|
|
|
|
|
by highfrequency
9 hours ago
|
|
Thanks, I appreciate the discussion. The paper you sent is interesting. I agree it looks like for moderate values of K (on the order of 100-1000), RL models actually look a little worse at pass@k than their base models. So perhaps the right framing of your/Sutton's claim is: RL can upweight low-probability (p) but correct outputs, but there is a limit to how small p can be, and it is on the order of 1 in a 100 or 1 in a 1000. Implicitly there must be some crossover point where you would call this discovery/creativity if it works for sufficiently small p right? Eg if RL can upweight a correct but 1 in a trillion output to 1 in 5, that's got to count as discovery given that all possible sequences are technically "in the distribution"? In practice, it does seem like that kind of progress is happening. For example with the recent Erdos solution [0], I would wager that GPT 4's hit rate on this would have been functionally 0 (certainly less than 1 in a thousand). Curious to hear whether you'd still say this is mode-seeking within a base distribution, or if not then what is the right explanation if not iterative RL. I'd also highlight that the paper you linked with the pass@k equivalence doesn't technically address the question of how small p can be before RL upweighting breaks down - all of the example problems were easy enough that the base model had decent hit rate with 128 tries. [0] https://openai.com/index/model-disproves-discrete-geometry-c... |
|
> Discovery / creativity
I'm absolutely uninterested in the semantic discussions of what is a real discovery, what is creativity, what is intelligence, etc. I simply don't care. If it's useful great use it. If it's not great don't.
> How small p can be
All that depends on your sampling procedure. If you intentionally smooth the distribution out you can sample the smallest thing, but you pay for it with noise. Taken to an extreme, this is the monkeys typing on the keyboard argument.

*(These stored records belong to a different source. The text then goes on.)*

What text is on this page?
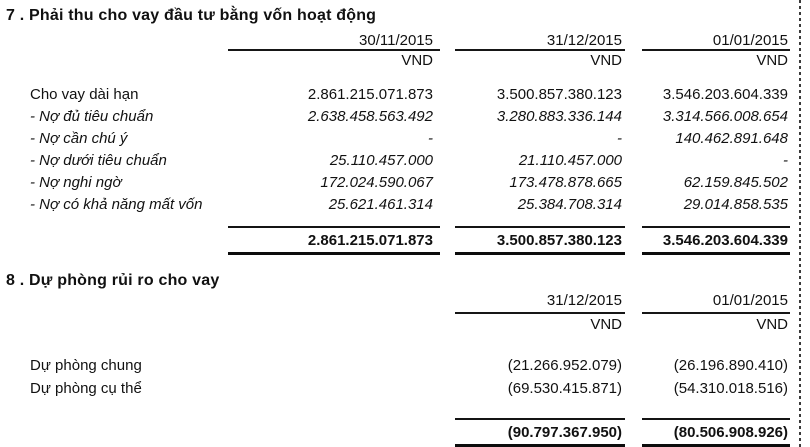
7 . Phải thu cho vay đầu tư bằng vốn hoạt động
30/11/2015	31/12/2015	01/01/2015
VND	VND	VND
Cho vay dài hạn	2.861.215.071.873	3.500.857.380.123	3.546.203.604.339
- Nợ đủ tiêu chuẩn	2.638.458.563.492	3.280.883.336.144	3.314.566.008.654
- Nợ cần chú ý	-	-	140.462.891.648
- Nợ dưới tiêu chuẩn	25.110.457.000	21.110.457.000	-
- Nợ nghi ngờ	172.024.590.067	173.478.878.665	62.159.845.502
- Nợ có khả năng mất vốn	25.621.461.314	25.384.708.314	29.014.858.535
2.861.215.071.873	3.500.857.380.123	3.546.203.604.339
8 . Dự phòng rủi ro cho vay
31/12/2015	01/01/2015
VND	VND
Dự phòng chung	(21.266.952.079)	(26.196.890.410)
Dự phòng cụ thể	(69.530.415.871)	(54.310.018.516)
(90.797.367.950)	(80.506.908.926)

It's a mathematical fact that RL cannot improve things it doesn't sample. In any learned distribution you pay a heavy cost by sampling far away from the mode. Most RL algos sample rollouts maybe with some smoothing but that's it. This is why external planners are necessary in order to sample something effectively un-sampleable in the base distribution. Simple example: tool use!
Sutton and everyone are simply calling for a focus on improving these external planners in the same way, as they also enable much better "continual" learning and so on.
> Erdos solution
The RL was what enabled such a huge trajectory to ever become efficiently sampleable in our lifetimes probably. You can do many useful things like this and more purely with the base model distribution.
In fact. Doing RL on user chats and so on especially from pair coding sessions are improving these models coding abilities by a lot making them even more reliable for SWE. In this regard, mode-seeking is a win.
> All sequences are technically in distribution
If it was truly improving 1 in million things systemically, then you wouldn't see base getting the same results given many samples. Albeit they are not erdos problems.
Could it be that at 1T scale, and for difficult problems specifically, grpo somehow filters through the noise and picks out the 1 in trillion? Extremely unlikely (you have your expected rollouts required to sample that, and then you have your sparse reward signal and no credit assignment on top of that...). But of course, only 2 companies in the world can do experiments with it, so there could be some unknown effect the rest of the world has not seen. Barring that, no.